Monday, November 6, 2017

Reflections: Stranger Things 2



**minor thematic spoilers for season two of Stranger Things**

            As with many a good thing, I couldn’t help but wish at first for Stranger Things to be left alone as a stand-alone, great piece of television drama.  I’ve been burned far too often by later installments of once-great creations gone to seed; the scars inflicted by the Ice Age sequels and the third season of Downtown Abbey are still visible when I shower.  And yet, here we are a year later, and I am loving this tasty plate of crow.  The Duffer Brothers have proven their mettle with a second season that, like the first, is a wonderful bit of storytelling.  Despite its flaws, this new season hits my nostalgia bones in all the right ways and reaches such great heights at its best that I’m confident it will hold up in the long run.  We’ve got something special here, and let’s hope it lasts. 

             Not that the show has never been without flaws- I was part of the chorus of people disappointed in how Barb was treated in season one, and as part two admits in a brief fourth-wall break, the story was indeed a bit derivative- but it’s so often the very flawed works that stand out most in our minds later on if there is a beating heart at the center of it all.  And what a hell of a beating heart this cast is.  I love every single performer in this series, from the minors to the mains, with David Harbour’s Hopper easily being my favorite.  The tag-team journey of him and Eleven/Jane growing as both individuals and as a makeshift father-daughter duo made for the best drama of the season, especially the heated fights in the cabin that, psychic powers aside, are some of the starkest and realist depictions of family dynamics I’ve ever seen in a TV show. 

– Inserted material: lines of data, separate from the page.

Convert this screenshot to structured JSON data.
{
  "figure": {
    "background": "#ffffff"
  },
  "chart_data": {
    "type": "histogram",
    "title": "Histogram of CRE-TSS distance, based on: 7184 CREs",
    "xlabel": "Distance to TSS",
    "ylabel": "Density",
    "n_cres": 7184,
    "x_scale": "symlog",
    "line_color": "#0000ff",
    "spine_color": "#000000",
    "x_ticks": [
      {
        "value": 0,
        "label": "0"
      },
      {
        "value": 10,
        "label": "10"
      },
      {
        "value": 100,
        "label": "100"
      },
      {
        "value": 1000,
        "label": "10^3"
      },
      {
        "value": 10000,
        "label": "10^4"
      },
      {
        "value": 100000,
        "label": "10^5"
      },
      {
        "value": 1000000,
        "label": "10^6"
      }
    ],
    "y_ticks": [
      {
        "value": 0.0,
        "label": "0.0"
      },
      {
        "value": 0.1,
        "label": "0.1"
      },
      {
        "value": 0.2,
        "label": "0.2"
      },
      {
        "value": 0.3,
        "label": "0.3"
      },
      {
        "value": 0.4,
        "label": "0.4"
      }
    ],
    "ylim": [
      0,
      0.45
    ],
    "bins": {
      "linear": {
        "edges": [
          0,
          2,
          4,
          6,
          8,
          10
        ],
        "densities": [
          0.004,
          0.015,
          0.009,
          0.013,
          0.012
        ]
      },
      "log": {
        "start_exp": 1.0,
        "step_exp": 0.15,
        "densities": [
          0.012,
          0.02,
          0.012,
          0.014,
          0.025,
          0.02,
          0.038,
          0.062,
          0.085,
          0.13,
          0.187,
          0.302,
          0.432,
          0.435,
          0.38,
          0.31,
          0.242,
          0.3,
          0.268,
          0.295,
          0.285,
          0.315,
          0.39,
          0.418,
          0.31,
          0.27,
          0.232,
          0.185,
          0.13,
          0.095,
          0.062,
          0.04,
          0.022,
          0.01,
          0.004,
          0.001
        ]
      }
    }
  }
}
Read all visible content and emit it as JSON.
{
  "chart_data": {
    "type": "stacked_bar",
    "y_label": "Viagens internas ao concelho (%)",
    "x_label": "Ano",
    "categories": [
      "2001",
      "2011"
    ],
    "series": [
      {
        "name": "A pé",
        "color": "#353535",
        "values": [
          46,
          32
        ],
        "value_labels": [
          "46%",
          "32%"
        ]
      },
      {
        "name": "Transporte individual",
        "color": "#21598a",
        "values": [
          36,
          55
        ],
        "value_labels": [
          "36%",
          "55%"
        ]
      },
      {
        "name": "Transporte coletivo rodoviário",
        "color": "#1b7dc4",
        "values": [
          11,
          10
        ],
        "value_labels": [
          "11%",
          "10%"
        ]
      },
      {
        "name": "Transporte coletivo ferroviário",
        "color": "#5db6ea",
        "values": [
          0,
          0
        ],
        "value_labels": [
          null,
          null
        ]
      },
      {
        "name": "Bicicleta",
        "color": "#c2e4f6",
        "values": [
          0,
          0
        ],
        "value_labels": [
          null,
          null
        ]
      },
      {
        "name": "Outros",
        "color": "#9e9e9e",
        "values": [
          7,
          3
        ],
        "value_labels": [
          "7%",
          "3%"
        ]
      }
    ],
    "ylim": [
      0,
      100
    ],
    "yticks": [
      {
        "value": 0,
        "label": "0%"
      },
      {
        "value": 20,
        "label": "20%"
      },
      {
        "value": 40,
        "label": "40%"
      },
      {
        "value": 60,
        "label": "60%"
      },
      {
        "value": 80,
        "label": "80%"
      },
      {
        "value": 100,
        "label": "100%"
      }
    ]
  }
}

            True, this season also can’t shake itself of a certain amount of predictability.  Will once again is victimized as the one that needs saving from the Upside Down, even if he does get more on-screen time to shine as an actor.  My heart leapt when Sean Astin appeared as Bob, only to sink an episode later as I realized he could only be there to turn evil or die by the end.  The late-inning toss-in of the hot young Macho Man visually seducing the sexually frustrated suburban mother was one of the most uncomfortable (in a bad way) things I’ve seen all year.  And yet, such occasions are minor missteps, for a formula done with love is every bit as nutritious to the soul as a deconstruction of the same. 

            And this show has found a number of ways to quietly subvert itself and audiences expectations of it.  This has been most evident in the surprisingly round development of Steve Harrington (Joe Keery).  Framed at the start of Season One as the prototypical 80’s “cool kid” antagonist, we got to see more and more of his softer side towards the end, as he gamely stepped in to help fight the Demogorgon despite so clearly, and so hilariously, out of his league.
           
            This time around he gets to bond a bit more with the kids, admitting to himself that he makes a better babysitter than he thought he would, and clearly enjoys it.  And while this could certainly go south in future seasons (and please oh please, let it not go south), it was refreshing to see someone on the losing end of a love triangle not devolve into bitter vengefulness.  You keep doing you, Steve.  You and your weird hair tricks. 

            All in all, this re-entry into the world of Hawkins and its unseen fight against the Upside Down was exactly what the doctor ordered this Halloween, and so far, I’m all in.  Let this train go as far as it can, and be our perpetual guide into the odd months of Autumn.